39. En outre, elles peuvent également maintenir le zonage autour d'une installation de transfert défini sur le territoire des nouveaux adhérents et, éventuellement, rattacher cette zone à une zone de même nature définie sur le territoire du groupement de rattachement.
40. Enfin, ces délibérations peuvent porter sur le dispositif de lissage des taux (principe de mise en œuvre et définition du périmètre).
41. En tout état de cause, une délibération adoptée entre le 15 octobre et le 15 janvier par le groupement de communes de rattachement ne peut avoir pour objet de créer, sur le territoire des nouveaux adhérents, un nouveau zonage ne respectant pas les périmètres communaux ou de modifier le zonage infracommunal ou supracommunal préexistant.
42. De même, le report de délibération ne peut être utilisé, par le groupement de communes de rattachement, soit pour instituer un zonage sur son ancien périmètre, soit pour modifier son zonage existant antérieurement au rattachement des nouveaux membres.
1. Maintien du zonage défini sur le territoire des nouveaux adhérents
43. Le maintien d'un zonage préexistant défini sur le périmètre des nouveaux adhérents n'est pas subordonné à l'existence d'une délibération de zonage de même nature prise par le groupement de communes de rattachement et applicable sur son périmètre préalablement au rattachement des nouveaux membres.
44. Par ailleurs, les zones définies sur le périmètre des nouveaux adhérents préalablement à leur rattachement peuvent être rattachées aux zones de même nature du groupement de communes, si ce dernier prend une délibération en ce sens.

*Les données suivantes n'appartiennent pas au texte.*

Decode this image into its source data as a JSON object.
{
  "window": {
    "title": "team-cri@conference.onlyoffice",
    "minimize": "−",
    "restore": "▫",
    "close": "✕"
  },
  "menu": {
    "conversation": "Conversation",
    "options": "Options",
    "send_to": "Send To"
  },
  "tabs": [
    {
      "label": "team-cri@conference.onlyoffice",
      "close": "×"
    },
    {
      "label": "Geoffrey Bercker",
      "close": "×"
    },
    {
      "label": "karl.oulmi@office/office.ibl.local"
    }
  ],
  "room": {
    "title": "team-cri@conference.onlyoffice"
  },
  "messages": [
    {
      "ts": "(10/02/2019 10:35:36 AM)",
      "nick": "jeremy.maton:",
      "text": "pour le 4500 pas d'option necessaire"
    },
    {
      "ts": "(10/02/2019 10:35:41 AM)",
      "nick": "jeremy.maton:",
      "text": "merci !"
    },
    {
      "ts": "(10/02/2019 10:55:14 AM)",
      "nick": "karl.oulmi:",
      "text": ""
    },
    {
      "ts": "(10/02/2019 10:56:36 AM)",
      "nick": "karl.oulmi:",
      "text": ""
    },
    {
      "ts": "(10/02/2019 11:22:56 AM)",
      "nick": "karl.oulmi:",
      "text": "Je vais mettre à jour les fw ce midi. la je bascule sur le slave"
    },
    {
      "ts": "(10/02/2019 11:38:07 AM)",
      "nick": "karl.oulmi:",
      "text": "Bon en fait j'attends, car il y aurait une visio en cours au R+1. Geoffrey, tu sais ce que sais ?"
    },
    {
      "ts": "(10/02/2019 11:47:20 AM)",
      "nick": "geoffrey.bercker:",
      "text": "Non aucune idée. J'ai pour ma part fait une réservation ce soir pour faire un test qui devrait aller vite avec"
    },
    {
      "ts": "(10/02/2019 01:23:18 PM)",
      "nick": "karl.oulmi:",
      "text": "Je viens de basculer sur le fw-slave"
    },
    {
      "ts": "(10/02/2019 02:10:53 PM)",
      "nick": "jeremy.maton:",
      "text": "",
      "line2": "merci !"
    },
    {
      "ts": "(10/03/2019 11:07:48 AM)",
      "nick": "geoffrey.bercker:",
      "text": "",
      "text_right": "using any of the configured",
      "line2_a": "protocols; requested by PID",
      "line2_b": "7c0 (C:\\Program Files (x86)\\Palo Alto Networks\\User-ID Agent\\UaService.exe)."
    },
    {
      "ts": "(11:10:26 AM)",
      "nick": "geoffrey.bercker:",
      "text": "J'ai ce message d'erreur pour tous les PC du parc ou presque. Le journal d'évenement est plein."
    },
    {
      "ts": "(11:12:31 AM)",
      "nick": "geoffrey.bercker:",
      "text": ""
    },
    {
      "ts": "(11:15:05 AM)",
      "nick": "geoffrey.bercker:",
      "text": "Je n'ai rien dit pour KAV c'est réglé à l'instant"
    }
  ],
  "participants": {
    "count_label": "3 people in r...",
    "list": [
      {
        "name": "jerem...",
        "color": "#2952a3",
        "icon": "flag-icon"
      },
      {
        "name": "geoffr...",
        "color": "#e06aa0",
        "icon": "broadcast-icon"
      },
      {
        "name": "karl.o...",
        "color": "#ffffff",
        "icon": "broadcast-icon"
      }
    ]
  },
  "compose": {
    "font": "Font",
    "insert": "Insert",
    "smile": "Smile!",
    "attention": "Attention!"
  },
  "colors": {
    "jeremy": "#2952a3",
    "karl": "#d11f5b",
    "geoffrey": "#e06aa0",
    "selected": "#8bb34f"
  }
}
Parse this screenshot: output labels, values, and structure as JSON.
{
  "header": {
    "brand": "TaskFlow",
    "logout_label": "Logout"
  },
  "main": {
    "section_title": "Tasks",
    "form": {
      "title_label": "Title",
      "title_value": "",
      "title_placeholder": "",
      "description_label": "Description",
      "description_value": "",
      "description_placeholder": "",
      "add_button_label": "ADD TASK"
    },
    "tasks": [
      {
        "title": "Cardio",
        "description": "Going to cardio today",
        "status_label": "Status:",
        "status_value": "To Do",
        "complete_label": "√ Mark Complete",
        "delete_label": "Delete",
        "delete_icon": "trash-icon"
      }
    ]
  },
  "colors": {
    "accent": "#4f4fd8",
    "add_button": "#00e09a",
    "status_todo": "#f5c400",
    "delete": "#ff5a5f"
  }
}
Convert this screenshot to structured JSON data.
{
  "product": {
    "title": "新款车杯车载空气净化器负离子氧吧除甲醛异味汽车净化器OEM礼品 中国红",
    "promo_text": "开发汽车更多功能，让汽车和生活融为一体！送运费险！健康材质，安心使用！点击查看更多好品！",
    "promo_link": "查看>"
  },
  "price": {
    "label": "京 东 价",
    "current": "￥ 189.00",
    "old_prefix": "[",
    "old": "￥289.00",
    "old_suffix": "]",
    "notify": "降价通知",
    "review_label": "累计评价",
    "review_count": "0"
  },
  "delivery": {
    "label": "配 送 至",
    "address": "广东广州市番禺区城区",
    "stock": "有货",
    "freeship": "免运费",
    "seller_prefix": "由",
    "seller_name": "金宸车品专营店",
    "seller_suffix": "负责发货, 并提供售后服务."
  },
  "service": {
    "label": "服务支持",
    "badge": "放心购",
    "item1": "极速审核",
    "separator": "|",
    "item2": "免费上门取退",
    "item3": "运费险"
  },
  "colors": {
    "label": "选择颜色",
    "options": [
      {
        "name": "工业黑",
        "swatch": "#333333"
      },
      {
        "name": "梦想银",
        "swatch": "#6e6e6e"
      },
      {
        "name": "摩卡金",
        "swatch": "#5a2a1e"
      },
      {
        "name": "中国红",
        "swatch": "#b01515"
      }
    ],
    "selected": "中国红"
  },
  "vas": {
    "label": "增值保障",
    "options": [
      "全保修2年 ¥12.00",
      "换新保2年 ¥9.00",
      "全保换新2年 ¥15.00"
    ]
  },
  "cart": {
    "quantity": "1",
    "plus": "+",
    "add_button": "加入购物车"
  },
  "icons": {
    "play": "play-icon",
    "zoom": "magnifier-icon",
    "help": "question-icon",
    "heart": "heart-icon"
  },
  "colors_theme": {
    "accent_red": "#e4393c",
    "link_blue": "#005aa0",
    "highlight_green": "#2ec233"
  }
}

45. En outre, le groupement peut prendre une délibération pour définir les zones sur lesquelles un lissage des taux de TEOM peut être appliqué.
Exemple 1 : En novembre 2006, un EPCI, ayant un taux unique de TEOM sur son périmètre, accueille une commune sur le territoire de laquelle deux zones A et B avaient été définies par le conseil municipal en 2004 pour proportionner le montant de la taxe à l'importance du service rendu.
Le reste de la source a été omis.